2. Top 10 Coolest Open Source Applications in 2008. Well, good reading in New Year Eve.

3. Bootable FSF membership cards: USB flash drive comes with pre-installed gNewSense 2.1.

4. Sabayon Linux 4.0 is realeased (smart Gentoo based distro): 25% boot speed gain, 8500 applications, ext4, KDE 4.1.3, Gnome 2.24.2, OpenOffice.org 3.0, Firefox 3.0 and more…

5. Pidgin 2.5.3 is out. Best GTK based instant messenger is ready for downloading. Changelog.

What is .docx actually? It’s Microsoft’s file format representing word processor documents and named OpenXML (as an attempt to create open and free international standard).

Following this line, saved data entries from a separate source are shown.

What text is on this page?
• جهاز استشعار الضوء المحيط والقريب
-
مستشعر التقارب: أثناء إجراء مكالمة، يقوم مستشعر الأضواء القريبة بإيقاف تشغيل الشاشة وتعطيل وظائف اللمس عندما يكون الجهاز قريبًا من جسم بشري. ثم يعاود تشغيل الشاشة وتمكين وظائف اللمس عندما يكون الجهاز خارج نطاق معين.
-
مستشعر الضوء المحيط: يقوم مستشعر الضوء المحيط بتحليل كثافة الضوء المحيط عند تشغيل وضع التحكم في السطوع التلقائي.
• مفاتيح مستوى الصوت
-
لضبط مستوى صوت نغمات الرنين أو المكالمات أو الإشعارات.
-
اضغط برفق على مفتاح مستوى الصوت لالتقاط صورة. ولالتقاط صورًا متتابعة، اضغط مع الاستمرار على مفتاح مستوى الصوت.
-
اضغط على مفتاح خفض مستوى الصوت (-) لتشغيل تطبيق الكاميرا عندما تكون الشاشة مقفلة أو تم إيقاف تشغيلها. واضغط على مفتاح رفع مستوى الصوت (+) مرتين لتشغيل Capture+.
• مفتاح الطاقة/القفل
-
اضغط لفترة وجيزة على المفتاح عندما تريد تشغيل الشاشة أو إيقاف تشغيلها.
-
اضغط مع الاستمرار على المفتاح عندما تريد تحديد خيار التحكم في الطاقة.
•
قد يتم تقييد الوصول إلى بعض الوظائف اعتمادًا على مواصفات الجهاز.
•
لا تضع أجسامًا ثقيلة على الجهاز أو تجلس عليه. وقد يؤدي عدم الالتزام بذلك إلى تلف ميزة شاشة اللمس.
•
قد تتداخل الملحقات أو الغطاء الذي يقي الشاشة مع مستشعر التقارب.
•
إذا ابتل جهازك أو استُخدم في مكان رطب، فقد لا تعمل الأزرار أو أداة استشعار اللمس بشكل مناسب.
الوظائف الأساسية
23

Today .docx is default format for Microsoft’s word processor Word.

There are myriads of online converters between OpenXML and OpenOffice formats including .docx, .xlsx, .odt and many etc but sometimes it’s much more better to just open received .docx file in Linux offline (if there is temporarily no Internet connection or for security/private reasons etc).

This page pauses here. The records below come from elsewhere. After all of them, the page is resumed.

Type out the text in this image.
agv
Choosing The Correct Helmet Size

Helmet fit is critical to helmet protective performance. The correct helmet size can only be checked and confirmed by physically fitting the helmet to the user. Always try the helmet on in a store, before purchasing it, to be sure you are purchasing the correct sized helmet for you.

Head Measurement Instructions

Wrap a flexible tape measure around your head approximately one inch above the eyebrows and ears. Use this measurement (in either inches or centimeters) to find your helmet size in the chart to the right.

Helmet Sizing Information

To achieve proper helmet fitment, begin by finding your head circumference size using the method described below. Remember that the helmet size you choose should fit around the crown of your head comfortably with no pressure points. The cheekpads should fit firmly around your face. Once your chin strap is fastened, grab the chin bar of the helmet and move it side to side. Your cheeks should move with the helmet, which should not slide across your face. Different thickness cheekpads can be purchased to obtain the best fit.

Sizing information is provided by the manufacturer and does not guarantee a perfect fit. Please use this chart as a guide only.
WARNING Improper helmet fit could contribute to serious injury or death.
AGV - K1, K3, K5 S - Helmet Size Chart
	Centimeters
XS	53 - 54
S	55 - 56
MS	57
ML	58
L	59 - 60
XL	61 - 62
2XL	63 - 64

So, just download the following package to certain directory like /usr/src, here are the commands to do it:

1. cd /usr/src
2. sudo wget http://blog.mypapit.net/imej/odf_filter.tar.bz2

The next step is to unpack the contents of the archive (.tar.bz2 is definitely well compressed file) and copy 3 files to OpenOffice’s system directories:

3. sudo tar -xvjf odf_filter.tar.bz2
4. sudo cp OdfConverter /usr/lib/openoffice/program/
5. sudo cp MOOXTypeDetection.xcu /usr/lib/openoffice/share/registry/modules/org/openoffice/TypeDetection/Types/
6. sudo cp MOOXFilter_cpp.xcu /usr/lib/openoffice/share/registry/modules/org/openoffice/TypeDetection/Filter/

As you can see from picture below now it’s possible to natively open .docx files in openoffice under Linux. Of course such “native” support may imply some artefacts in opened files due to file formats incompatibility so it’s also a good option to ask your friends to convert .docs into .pdf before sending you

P.S. Thanks to guys from mypapit.

P.S. Here are several online converters .doc(x) <-> .odf <-> .pdf:

1. ZAMZAR (possibly the best converter), 2. http://docx-converter.com/.

Well, after quick testings there are no doubts that it is not a good option if you wish to have quick and stable alternative for Firefox… But of course it is good for evaluation purposes or for those people who CAN’T wait for official release of Chrome for Linux Certainly the port is based on Windows copy run by Wine (don’t forget to upgrade it). Actually CodeWeavers says that this is just a proof of concept, for fun, and to showcase what Wine can do.

Thanks to Matt from besttechie.net forum.

Information improvisation: Our self paced 642-631 exam training courses and high quality 117-101 provide you definite guarantee for passing the real 642-637 exam. If you get through 640-461 exams, you will find other 642-647.